Stocks woke up to a volatility explosion this morning. President Trump made a surprise announcement that he was considering boosting tariffs on China. Specifically, the president threatened to raise tariffs to 25%. Beijing is reportedly infuriated. The comments come towards the end of what seemed to be a smooth negotiation with Beijing about a new trade package. Therefore, they riled markets to a major extent. Headline indexes shed a couple percent at peak (so far) and sectors like technology and industrials sold off sharply. The trade delegation from Beijing is still expected to attended a planned tariff meeting this week.
FINSUM: It is very hard to know how significant this is (whether Trump actually wants to do this), or whether this is just a negotiating tactic.
In what comes as a really eye-opening turn of events even for someone as outlandish as Masayoshi Son, SoftBank has announced a plan to IPO its $100 bn Vision Fund. The fund is already legendary, having invested $100bn in just two years in some of the world’s biggest startups. It currently holds positions in WeWork and Uber, for instance. Masayoshi Son is now raising for capital for another fund, so wants to access some liquidity from this first one, thus the plan to IPO.
FINSUM: This is a bonkers plan, but honestly, and interesting opportunity for investors to own pieces of some very exclusive private companies. This is like an early stage Berkshire Hathaway.
There has been a lot of anger (and even legal action) about the big declines Lyft has seen since its IPO. The questions around publicly traded companies worth tens of billions of Dollars with annual losses of billions of Dollars are only growing more intense as Uber readies for its IPO. The big question is what investors should do about the stocks—stay away or buy in? TrimTabs Asset Management has some very salient thoughts on the issue. TrimTabs specializes in free cash flow oriented products and lent their expertise to this question. They conducted an in-depth study of how post-IPO companies with negative free cash flow, and negatively trending free cash flow, perform versus those with positive FCF. The results were stark, and in all instances showed major outperformance of FCF positive companies. For instance, over a 12-month horizon following IPO, $1 bn+ companies with positive FCF outperformed those with negative FCF by almost 16%, with the latter averaging losses of 6.41%.
FINSUM: This analysis from TrimTabs could not be more timely or insightful. We think it might be smart to stay away from Uber and Lyft until they at least have a clear path to profitability.
Want to forecast at where Apple’s stock price is headed? There is a good trick for doing so. The method is to look at the earnings and share price moves of Apple’s suppliers. About a third of suppliers report earnings before Apple does, and many of them derive a high portion of their sales from the company. Therefore, one can fairly well predict Apple’s earnings and likely moves. For instance, Apple has been on a tear since its earnings on Tuesday, and it would have been easy to see from the previously released supplier earnings.
FINSUM: This will not always work and some of the value is probably eaten up by algorithmic traders, but still, it seems a good predictive indicator.

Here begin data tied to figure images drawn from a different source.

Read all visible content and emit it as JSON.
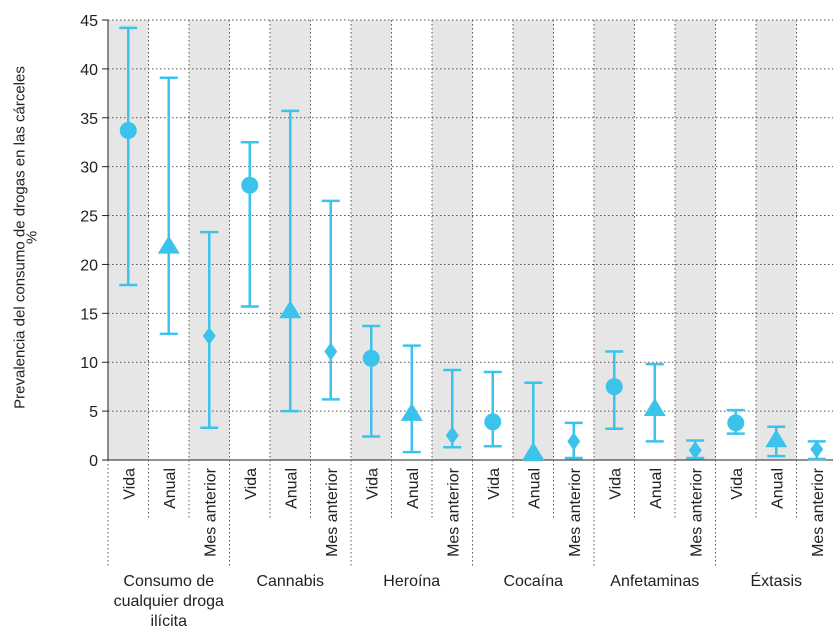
{
  "chart_data": {
    "type": "scatter",
    "title": "",
    "ylabel": "Prevalencia del consumo de drogas en las cárceles",
    "yunit": "%",
    "ylim": [
      0,
      45
    ],
    "yticks": [
      0,
      5,
      10,
      15,
      20,
      25,
      30,
      35,
      40,
      45
    ],
    "grid": true,
    "marker_color": "#3cc3ec",
    "band_color": "#e6e6e6",
    "series": [
      {
        "name": "Vida",
        "marker": "circle"
      },
      {
        "name": "Anual",
        "marker": "triangle"
      },
      {
        "name": "Mes anterior",
        "marker": "diamond"
      }
    ],
    "groups": [
      {
        "label": "Consumo de cualquier droga ilícita",
        "points": [
          {
            "category": "Vida",
            "value": 33.7,
            "low": 17.9,
            "high": 44.2
          },
          {
            "category": "Anual",
            "value": 21.8,
            "low": 12.9,
            "high": 39.1
          },
          {
            "category": "Mes anterior",
            "value": 12.7,
            "low": 3.3,
            "high": 23.3
          }
        ]
      },
      {
        "label": "Cannabis",
        "points": [
          {
            "category": "Vida",
            "value": 28.1,
            "low": 15.7,
            "high": 32.5
          },
          {
            "category": "Anual",
            "value": 15.2,
            "low": 5.0,
            "high": 35.7
          },
          {
            "category": "Mes anterior",
            "value": 11.1,
            "low": 6.2,
            "high": 26.5
          }
        ]
      },
      {
        "label": "Heroína",
        "points": [
          {
            "category": "Vida",
            "value": 10.4,
            "low": 2.4,
            "high": 13.7
          },
          {
            "category": "Anual",
            "value": 4.7,
            "low": 0.8,
            "high": 11.7
          },
          {
            "category": "Mes anterior",
            "value": 2.5,
            "low": 1.3,
            "high": 9.2
          }
        ]
      },
      {
        "label": "Cocaína",
        "points": [
          {
            "category": "Vida",
            "value": 3.9,
            "low": 1.4,
            "high": 9.0
          },
          {
            "category": "Anual",
            "value": 0.7,
            "low": 0.0,
            "high": 7.9
          },
          {
            "category": "Mes anterior",
            "value": 1.9,
            "low": 0.2,
            "high": 3.8
          }
        ]
      },
      {
        "label": "Anfetaminas",
        "points": [
          {
            "category": "Vida",
            "value": 7.5,
            "low": 3.2,
            "high": 11.1
          },
          {
            "category": "Anual",
            "value": 5.2,
            "low": 1.9,
            "high": 9.8
          },
          {
            "category": "Mes anterior",
            "value": 1.0,
            "low": 0.2,
            "high": 2.0
          }
        ]
      },
      {
        "label": "Éxtasis",
        "points": [
          {
            "category": "Vida",
            "value": 3.8,
            "low": 2.7,
            "high": 5.1
          },
          {
            "category": "Anual",
            "value": 2.0,
            "low": 0.4,
            "high": 3.4
          },
          {
            "category": "Mes anterior",
            "value": 1.1,
            "low": 0.1,
            "high": 1.9
          }
        ]
      }
    ]
  }
}
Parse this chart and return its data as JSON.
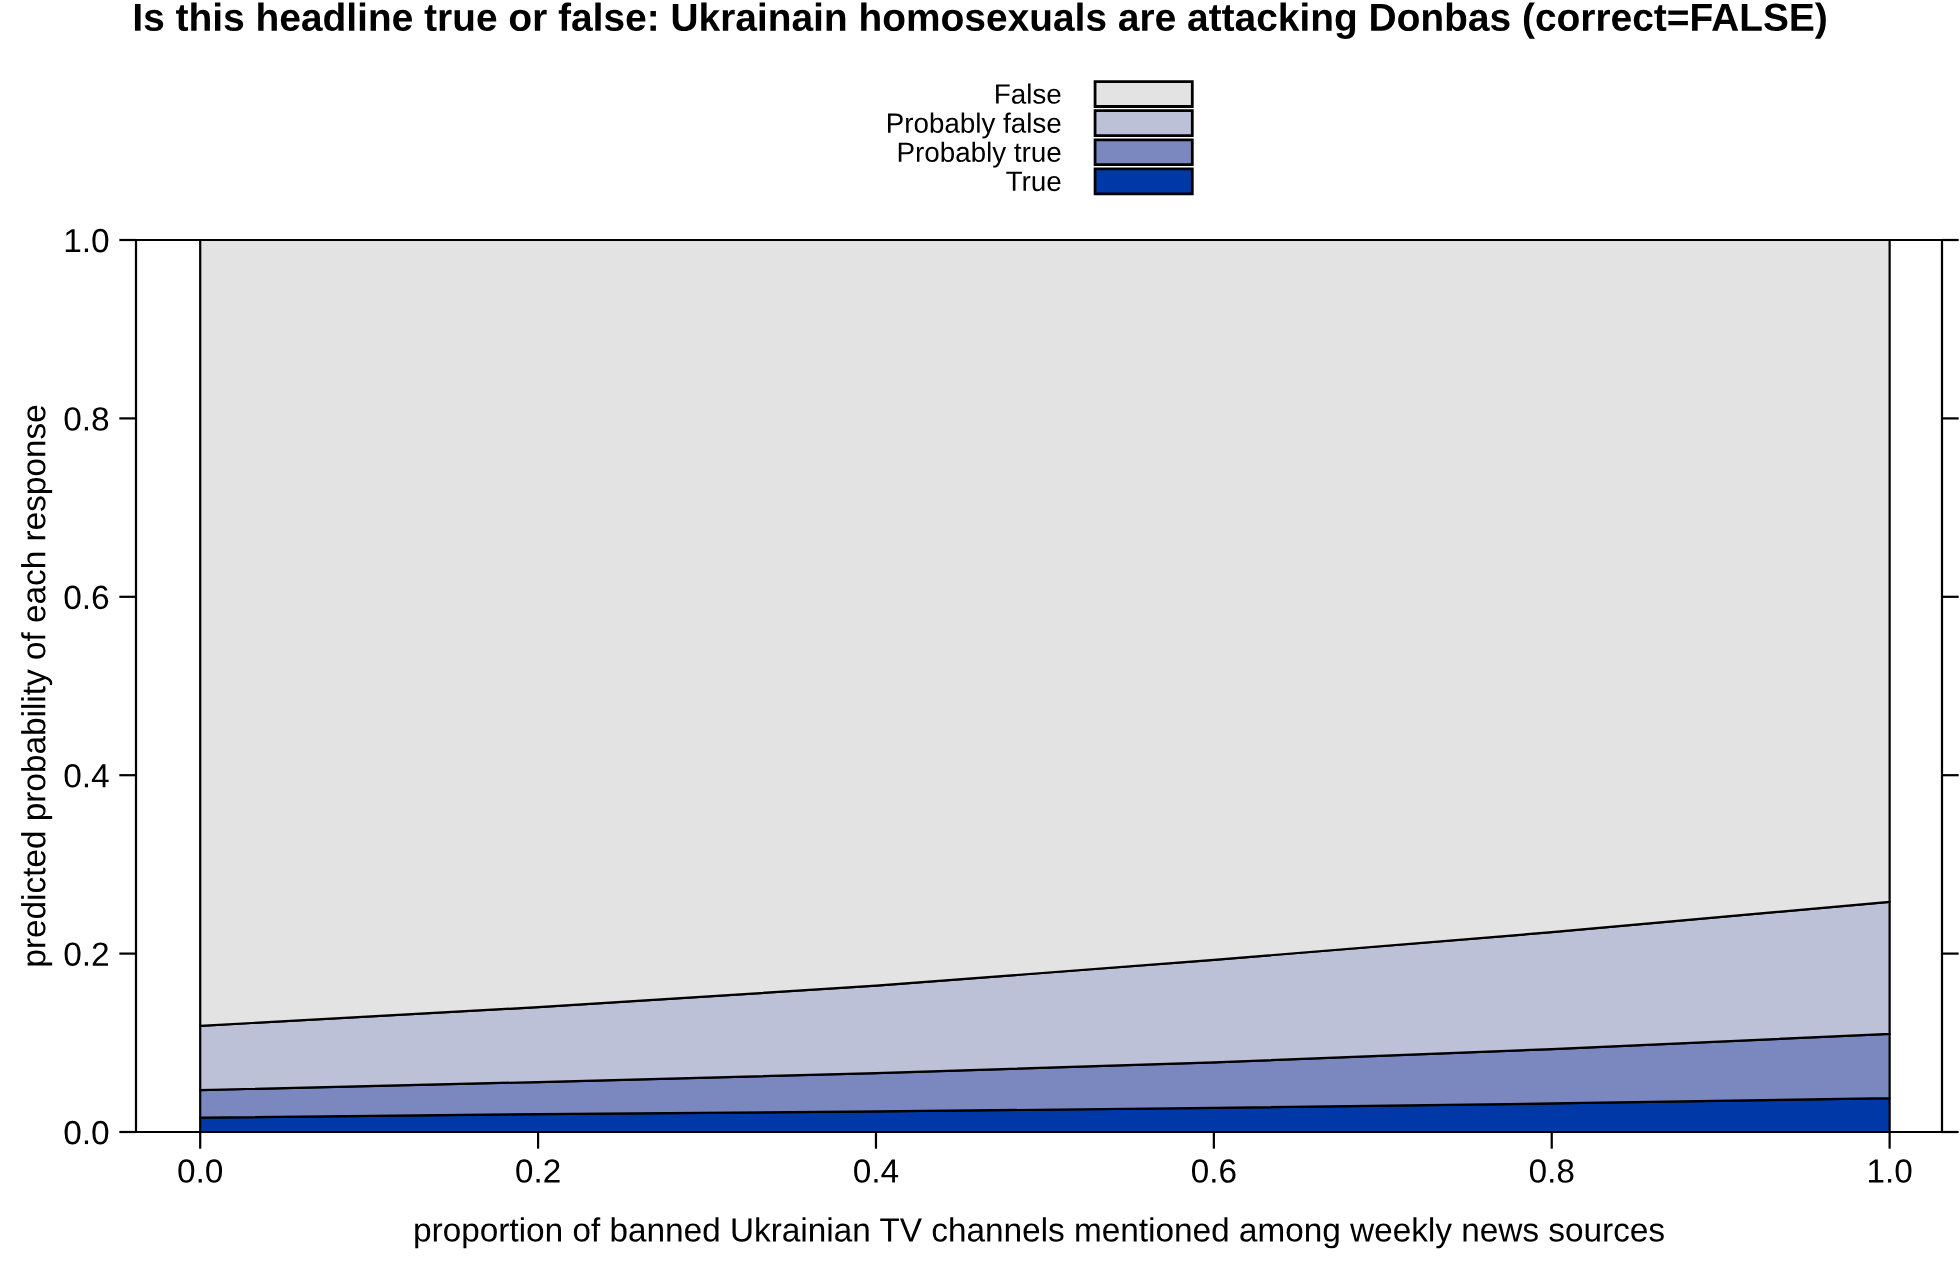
{
  "chart_data": {
    "type": "area",
    "stacked": true,
    "title": "Is this headline true or false: Ukrainain homosexuals are attacking Donbas (correct=FALSE)",
    "xlabel": "proportion of banned Ukrainian TV channels mentioned among weekly news sources",
    "ylabel": "predicted probability of each response",
    "x": [
      0,
      0.2,
      0.4,
      0.6,
      0.8,
      1.0
    ],
    "series": [
      {
        "name": "True",
        "color": "#0038a8",
        "values": [
          0.016,
          0.02,
          0.023,
          0.027,
          0.032,
          0.038
        ]
      },
      {
        "name": "Probably true",
        "color": "#7b88bf",
        "values": [
          0.031,
          0.036,
          0.043,
          0.051,
          0.061,
          0.072
        ]
      },
      {
        "name": "Probably false",
        "color": "#bcc1d8",
        "values": [
          0.072,
          0.084,
          0.098,
          0.115,
          0.131,
          0.148
        ]
      },
      {
        "name": "False",
        "color": "#e3e3e3",
        "values": [
          0.881,
          0.86,
          0.836,
          0.807,
          0.776,
          0.742
        ]
      }
    ],
    "xlim": [
      -0.038,
      1.031
    ],
    "ylim": [
      0,
      1
    ],
    "xticks": [
      {
        "value": 0,
        "label": "0.0"
      },
      0.2,
      0.4,
      0.6,
      0.8,
      {
        "value": 1,
        "label": "1.0"
      }
    ],
    "yticks": [
      {
        "value": 0,
        "label": "0.0"
      },
      0.2,
      0.4,
      0.6,
      0.8,
      {
        "value": 1,
        "label": "1.0"
      }
    ],
    "grid": false,
    "legend": "top"
  }
}
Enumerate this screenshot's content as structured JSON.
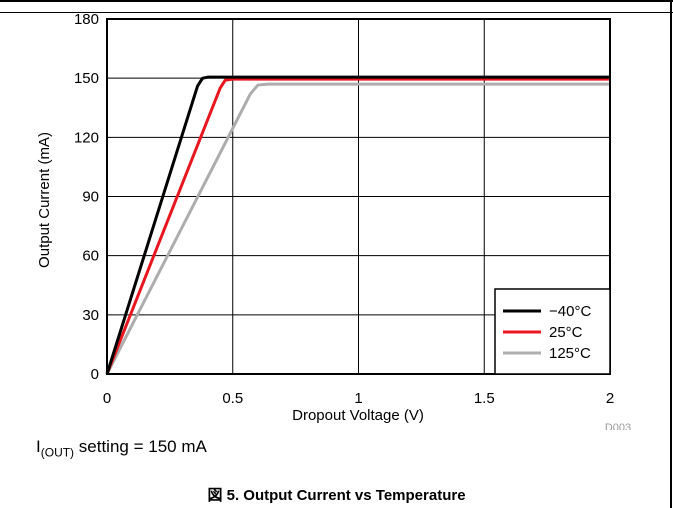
{
  "chart_data": {
    "type": "line",
    "xlabel": "Dropout Voltage (V)",
    "ylabel": "Output Current (mA)",
    "xlim": [
      0,
      2
    ],
    "ylim": [
      0,
      180
    ],
    "xticks": [
      "0",
      "0.5",
      "1",
      "1.5",
      "2"
    ],
    "yticks": [
      "0",
      "30",
      "60",
      "90",
      "120",
      "150",
      "180"
    ],
    "grid": true,
    "legend_position": "bottom-right",
    "series": [
      {
        "name": "−40°C",
        "color": "#000000",
        "x": [
          0,
          0.36,
          0.38,
          0.4,
          2.0
        ],
        "y": [
          0,
          146,
          150,
          150.5,
          150.5
        ]
      },
      {
        "name": "25°C",
        "color": "#e8171f",
        "x": [
          0,
          0.45,
          0.47,
          0.5,
          2.0
        ],
        "y": [
          0,
          145,
          149,
          149.5,
          149.5
        ]
      },
      {
        "name": "125°C",
        "color": "#adadad",
        "x": [
          0,
          0.57,
          0.6,
          0.64,
          2.0
        ],
        "y": [
          0,
          142,
          146.5,
          147,
          147
        ]
      }
    ],
    "figure_id": "D003"
  },
  "note": {
    "prefix": "I",
    "sub": "(OUT)",
    "text": " setting = 150 mA"
  },
  "caption": "図 5. Output Current vs Temperature"
}
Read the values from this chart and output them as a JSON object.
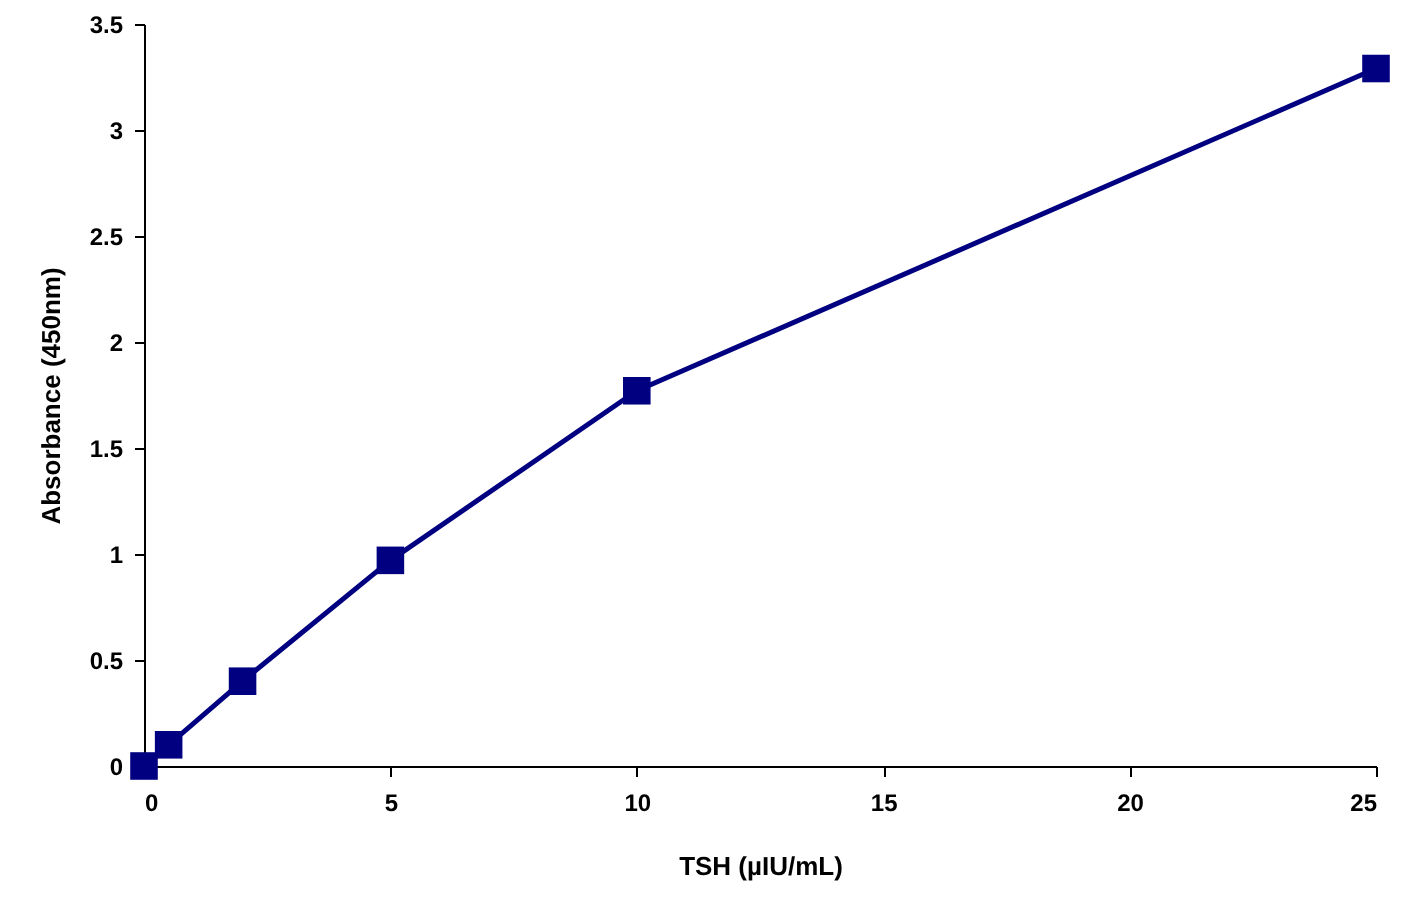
{
  "chart_data": {
    "type": "line",
    "xlabel": "TSH (µIU/mL)",
    "ylabel": "Absorbance (450nm)",
    "x": [
      0,
      0.5,
      2,
      5,
      10,
      25
    ],
    "series": [
      {
        "color": "#000080",
        "values": [
          0.0,
          0.1,
          0.4,
          0.97,
          1.77,
          3.29
        ]
      }
    ],
    "xlim": [
      0,
      25
    ],
    "xticks": [
      0,
      5,
      10,
      15,
      20,
      25
    ],
    "ylim": [
      0,
      3.5
    ],
    "yticks": [
      0,
      0.5,
      1,
      1.5,
      2,
      2.5,
      3,
      3.5
    ],
    "grid": false,
    "marker": "square",
    "line_style": "solid"
  }
}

Love Tesla cars but scared of their company’s cash burn and Elon Musk-related antics? There is a way to invest in the company without buying the stock. Tesla has issued automobile asset-backed securities, or bonds with coupon payments backed by lease payments from Tesla customers. Last year, the carmaker sold $1.5bn of such bonds, which are not backed by the company’s cash flow, but directly by lessee’s payments. One portfolio manager put it this way, “Oftentimes, investors get Tesla the company and Tesla the car confused, but in this case, you really get to separate the two out”. The bonds issued have various tranches divided up by credit quality.
FINSUM: This seems like a smart way to invest in Tesla without all the volatility related to Elon Musk and the company’s cash flow struggles.
It has been several years in the making, but drone delivery appears as though it is about to become a reality. Google has just had its drone delivery project approved by the FAA, the first such approval. The caveat is that the approval is only for an area in rural Virginia. But still, it is a breakthrough for the growing and fiercely competitive drone industry. Amazon and others are vying for FAA approval as companies want to be the go-to provider of nation-wide drone delivery. The division of Alphabet running the drone program is called Wing Aviation.
FINSUM: UPS, FedEx, and USPS drivers should be nervous about this, but it is a major breakthrough that has been a long-time coming.